Gute Pflege ist ein Stachel im Fleisch eines Gesundheitssystems, das einseitig auf Zähl- und Messbares setzt und nur an diesen Zahlen festmacht, was als effektiv und effizient gilt. Aber noch mehr: Gute Pflege zeigt wie in einem Brennglas, was auch jenseits der Krankenzimmer wichtig ist: Anerkennung von Menschenwürde ohne Leistungsnachweis. Angewiesenheit als Bedingung des Lebens. Macht auch als Macht, Ohnmacht auszuhalten. Einheit von Leib und Seele. Berufung als weiterhin zeitgemäßes Leitbild.
In der Krise wird gute Pflege und das, was sie ausmacht, gesehen.
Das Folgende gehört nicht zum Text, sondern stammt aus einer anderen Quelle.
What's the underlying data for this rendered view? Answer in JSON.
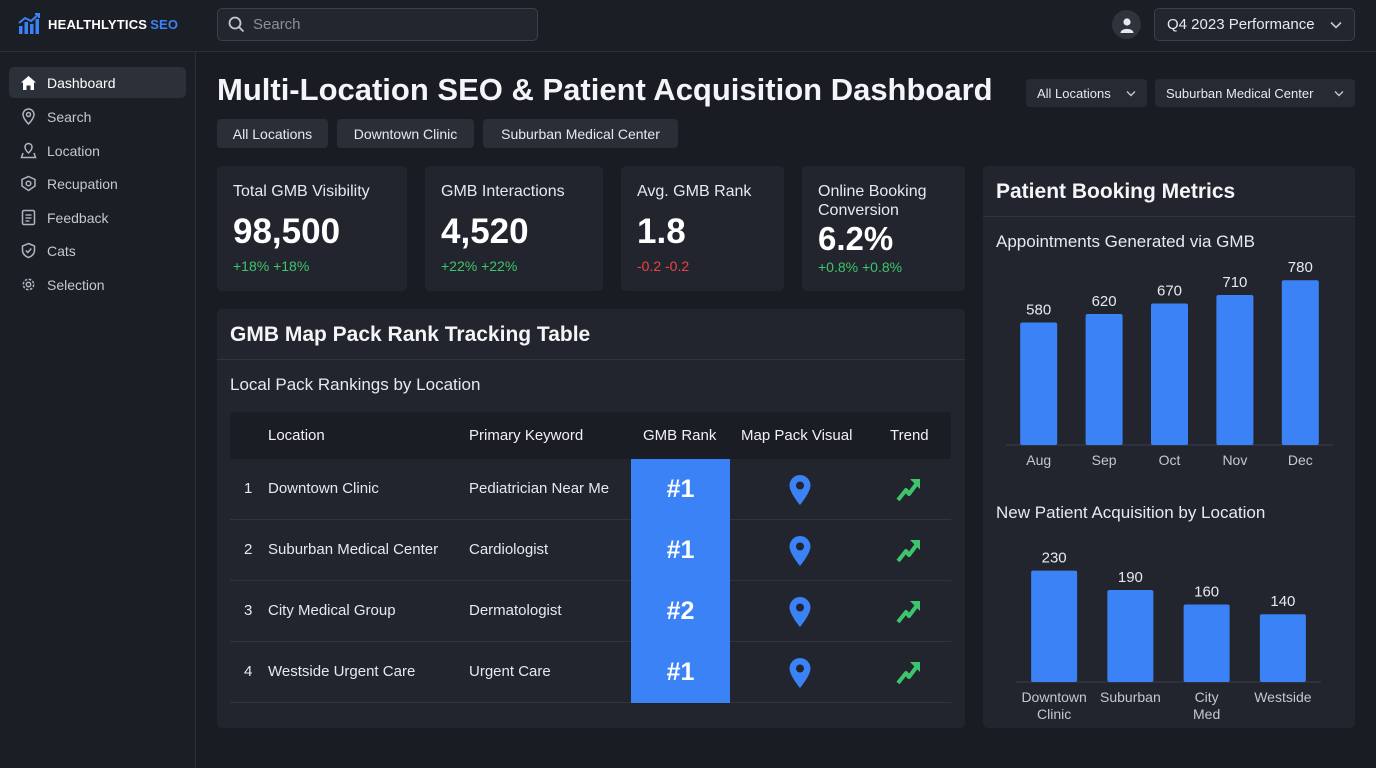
{
  "brand": {
    "name": "HEALTHLYTICS",
    "accent": "SEO"
  },
  "search": {
    "placeholder": "Search"
  },
  "period_selector": {
    "value": "Q4 2023 Performance"
  },
  "sidebar": {
    "items": [
      {
        "label": "Dashboard",
        "icon": "home-icon",
        "active": true
      },
      {
        "label": "Search",
        "icon": "map-pin-icon"
      },
      {
        "label": "Location",
        "icon": "location-icon"
      },
      {
        "label": "Recupation",
        "icon": "badge-icon"
      },
      {
        "label": "Feedback",
        "icon": "feedback-icon"
      },
      {
        "label": "Cats",
        "icon": "shield-icon"
      },
      {
        "label": "Selection",
        "icon": "gear-icon"
      }
    ]
  },
  "main": {
    "title": "Multi-Location SEO & Patient Acquisition Dashboard",
    "dropdowns": [
      "All Locations",
      "Suburban Medical Center"
    ],
    "chips": [
      "All Locations",
      "Downtown Clinic",
      "Suburban Medical Center"
    ]
  },
  "kpis": [
    {
      "label": "Total GMB Visibility",
      "value": "98,500",
      "delta": "+18% +18%",
      "trend": "positive"
    },
    {
      "label": "GMB Interactions",
      "value": "4,520",
      "delta": "+22% +22%",
      "trend": "positive"
    },
    {
      "label": "Avg. GMB Rank",
      "value": "1.8",
      "delta": "-0.2 -0.2",
      "trend": "negative"
    },
    {
      "label": "Online Booking Conversion",
      "value": "6.2%",
      "delta": "+0.8% +0.8%",
      "trend": "positive"
    }
  ],
  "rank_table": {
    "title": "GMB Map Pack Rank Tracking Table",
    "subtitle": "Local Pack Rankings by Location",
    "columns": [
      "Location",
      "Primary Keyword",
      "GMB Rank",
      "Map Pack Visual",
      "Trend"
    ],
    "rows": [
      {
        "num": "1",
        "location": "Downtown Clinic",
        "keyword": "Pediatrician Near Me",
        "rank": "#1"
      },
      {
        "num": "2",
        "location": "Suburban Medical Center",
        "keyword": "Cardiologist",
        "rank": "#1"
      },
      {
        "num": "3",
        "location": "City Medical Group",
        "keyword": "Dermatologist",
        "rank": "#2"
      },
      {
        "num": "4",
        "location": "Westside Urgent Care",
        "keyword": "Urgent Care",
        "rank": "#1"
      }
    ]
  },
  "booking_panel": {
    "title": "Patient Booking Metrics"
  },
  "colors": {
    "accent": "#3b82f6",
    "positive": "#3ec46d",
    "negative": "#ef4444"
  },
  "chart_data": [
    {
      "type": "bar",
      "title": "Appointments Generated via GMB",
      "categories": [
        "Aug",
        "Sep",
        "Oct",
        "Nov",
        "Dec"
      ],
      "values": [
        580,
        620,
        670,
        710,
        780
      ],
      "ylim": [
        0,
        800
      ],
      "grid": false,
      "color": "#3b82f6"
    },
    {
      "type": "bar",
      "title": "New Patient Acquisition by Location",
      "categories": [
        "Downtown Clinic",
        "Suburban",
        "City Med",
        "Westside"
      ],
      "values": [
        230,
        190,
        160,
        140
      ],
      "ylim": [
        0,
        250
      ],
      "grid": false,
      "color": "#3b82f6"
    }
  ]
}
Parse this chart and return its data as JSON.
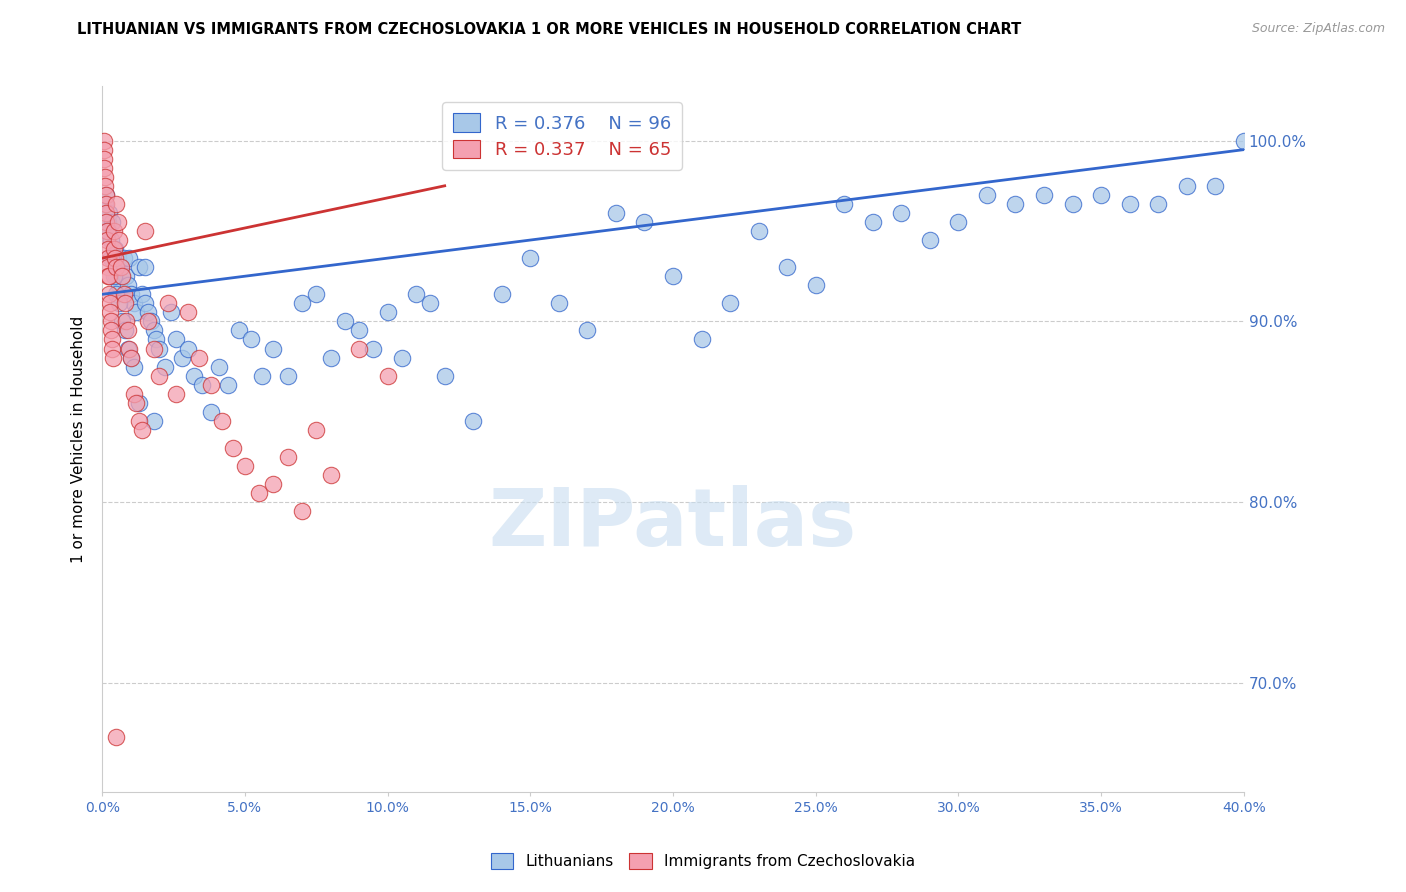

Dankbarkeit kommt auf. Eine Wert-Schätzung wird eingeklagt. Das ist gut so. Eine verlässliche Umsetzung ist Verpflichtung für die Politik. Aber ebenso gilt es das, was gute Pflege zeigt, als Impulse für notwendige gesellschaftliche Veränderungsprozesse aufzunehmen – auch jenseits von Krankenzimmern und Gesundheitswesen. Diese Impulse sind Innovationspotentiale für eine Gesellschaft in der Corona-Krise und nach der Krise, weil gute Pflege zeigt, was wichtig ist.